フレームワークが提供する便利さの裏に隠された原理を知らないから、トラブルが起きても解決する能力がない。CS基礎という地盤が緩い土地の上に、流行りのフレームワークという派手な建材で、危なっかしい城を建てていたのだ。

原理を知らぬまま積み上げた技術は、小さな波でも崩れる砂上の楼閣と同じだ。

Re: Booting、再び原点へ

だから僕は、もう一度最初に戻ることにした。今すぐに派手なポートフォリオをもう一つ増やすことよりも、「コンピュータは一体どうやって僕のコードを理解し、実行しているのか」という本質的な問いを解決する方が先決だと感じたからだ。

このブログは、卒業証書だけ持っている情報系出身者が、再び底辺からCS基礎を積み上げていく熾烈な「復習(Re: Booting)」の記録だ。

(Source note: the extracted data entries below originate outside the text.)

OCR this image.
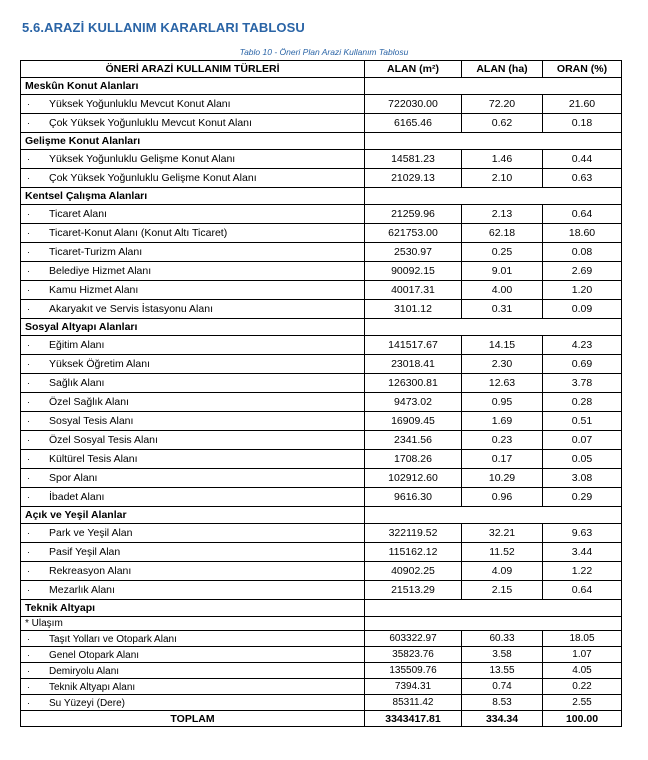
5.6.ARAZİ KULLANIM KARARLARI TABLOSU
Tablo 10 - Öneri Plan Arazi Kullanım Tablosu
ÖNERİ ARAZİ KULLANIM TÜRLERİ	ALAN (m²)	ALAN (ha)	ORAN (%)
Meskûn Konut Alanları			
· Yüksek Yoğunluklu Mevcut Konut Alanı	722030.00	72.20	21.60
· Çok Yüksek Yoğunluklu Mevcut Konut Alanı	6165.46	0.62	0.18
Gelişme Konut Alanları			
· Yüksek Yoğunluklu Gelişme Konut Alanı	14581.23	1.46	0.44
· Çok Yüksek Yoğunluklu Gelişme Konut Alanı	21029.13	2.10	0.63
Kentsel Çalışma Alanları			
· Ticaret Alanı	21259.96	2.13	0.64
· Ticaret-Konut Alanı (Konut Altı Ticaret)	621753.00	62.18	18.60
· Ticaret-Turizm Alanı	2530.97	0.25	0.08
· Belediye Hizmet Alanı	90092.15	9.01	2.69
· Kamu Hizmet Alanı	40017.31	4.00	1.20
· Akaryakıt ve Servis İstasyonu Alanı	3101.12	0.31	0.09
Sosyal Altyapı Alanları			
· Eğitim Alanı	141517.67	14.15	4.23
· Yüksek Öğretim Alanı	23018.41	2.30	0.69
· Sağlık Alanı	126300.81	12.63	3.78
· Özel Sağlık Alanı	9473.02	0.95	0.28
· Sosyal Tesis Alanı	16909.45	1.69	0.51
· Özel Sosyal Tesis Alanı	2341.56	0.23	0.07
· Kültürel Tesis Alanı	1708.26	0.17	0.05
· Spor Alanı	102912.60	10.29	3.08
· İbadet Alanı	9616.30	0.96	0.29
Açık ve Yeşil Alanlar			
· Park ve Yeşil Alan	322119.52	32.21	9.63
· Pasif Yeşil Alan	115162.12	11.52	3.44
· Rekreasyon Alanı	40902.25	4.09	1.22
· Mezarlık Alanı	21513.29	2.15	0.64
Teknik Altyapı			
* Ulaşım			
· Taşıt Yolları ve Otopark Alanı	603322.97	60.33	18.05
· Genel Otopark Alanı	35823.76	3.58	1.07
· Demiryolu Alanı	135509.76	13.55	4.05
· Teknik Altyapı Alanı	7394.31	0.74	0.22
· Su Yüzeyi (Dere)	85311.42	8.53	2.55
TOPLAM	3343417.81	334.34	100.00
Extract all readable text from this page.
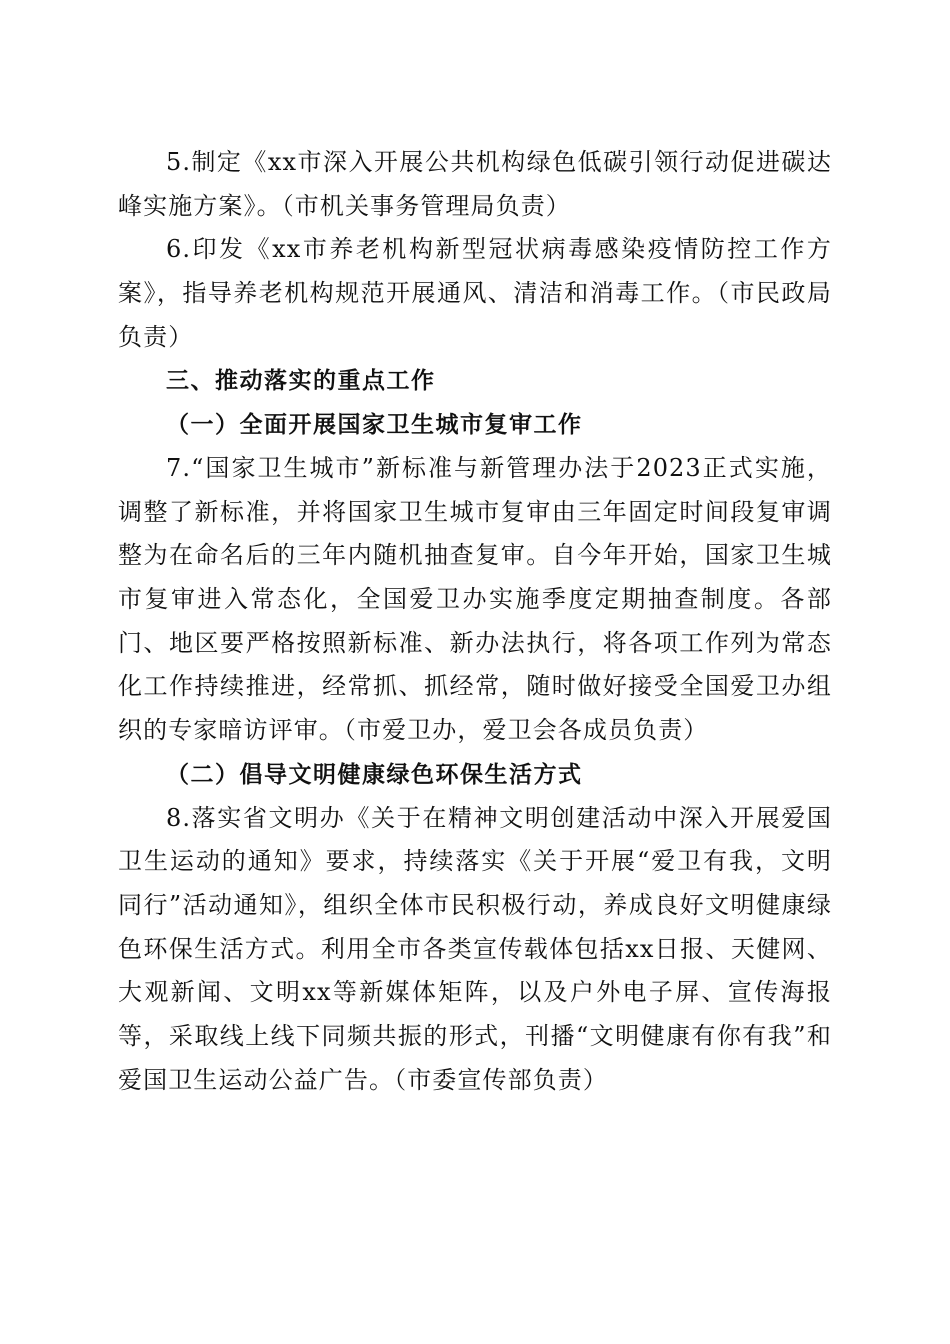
5.制定《xx市深入开展公共机构绿色低碳引领行动促进碳达峰实施方案》。（市机关事务管理局负责）

6.印发《xx市养老机构新型冠状病毒感染疫情防控工作方案》，指导养老机构规范开展通风、清洁和消毒工作。（市民政局负责）

三、推动落实的重点工作

（一）全面开展国家卫生城市复审工作

7.“国家卫生城市”新标准与新管理办法于2023正式实施，调整了新标准，并将国家卫生城市复审由三年固定时间段复审调整为在命名后的三年内随机抽查复审。自今年开始，国家卫生城市复审进入常态化，全国爱卫办实施季度定期抽查制度。各部门、地区要严格按照新标准、新办法执行，将各项工作列为常态化工作持续推进，经常抓、抓经常，随时做好接受全国爱卫办组织的专家暗访评审。（市爱卫办，爱卫会各成员负责）

（二）倡导文明健康绿色环保生活方式

8.落实省文明办《关于在精神文明创建活动中深入开展爱国卫生运动的通知》要求，持续落实《关于开展“爱卫有我，文明同行”活动通知》，组织全体市民积极行动，养成良好文明健康绿色环保生活方式。利用全市各类宣传载体包括xx日报、天健网、大观新闻、文明xx等新媒体矩阵，以及户外电子屏、宣传海报等，采取线上线下同频共振的形式，刊播“文明健康有你有我”和爱国卫生运动公益广告。（市委宣传部负责）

単にLinuxコマンド集やDockerのインストール手順を羅列するつもりはない。代わりに、次のような問いを投げかけ、答えを探す過程を記していこうと思う。

  • Language & OS:Javaのコードがコンパイルされ、CPUに届くまでに何が起きているのか?
  • Network:アドレスバーにEnterを叩いたとき、パケットはどんな旅をするのか?
  • Virtualization:僕のノートPCとデータセンターのサーバーは何が違い、なぜ仮想化が必要なのか?
  • DevOps:書いたコードをどうやって安全かつ自動的にデプロイするのか?
最下層の基礎から始まり、アーキテクチャへと拡張するRe: Bootingロードマップ。

Localhostを超えて

最終目標は、Linux、Docker、CI/CD、そしてAWSなどのクラウド環境まで、自分の手で直接構築し制御できるようになることだ。Localhostという安全な温室を抜け出し、荒々しい本番環境(Production)という野生でも生き残れるエンジニアになる過程を見守ってほしい。

過去の僕のように「大学で習ったはずだけど、記憶にないです」と言ってしまう人たちへ。この記録が「ああ、あの時教授が言っていたのは、こういう意味だったのか!」と膝を打つ(腑に落ちる)、小さな道しるべになることを願っている。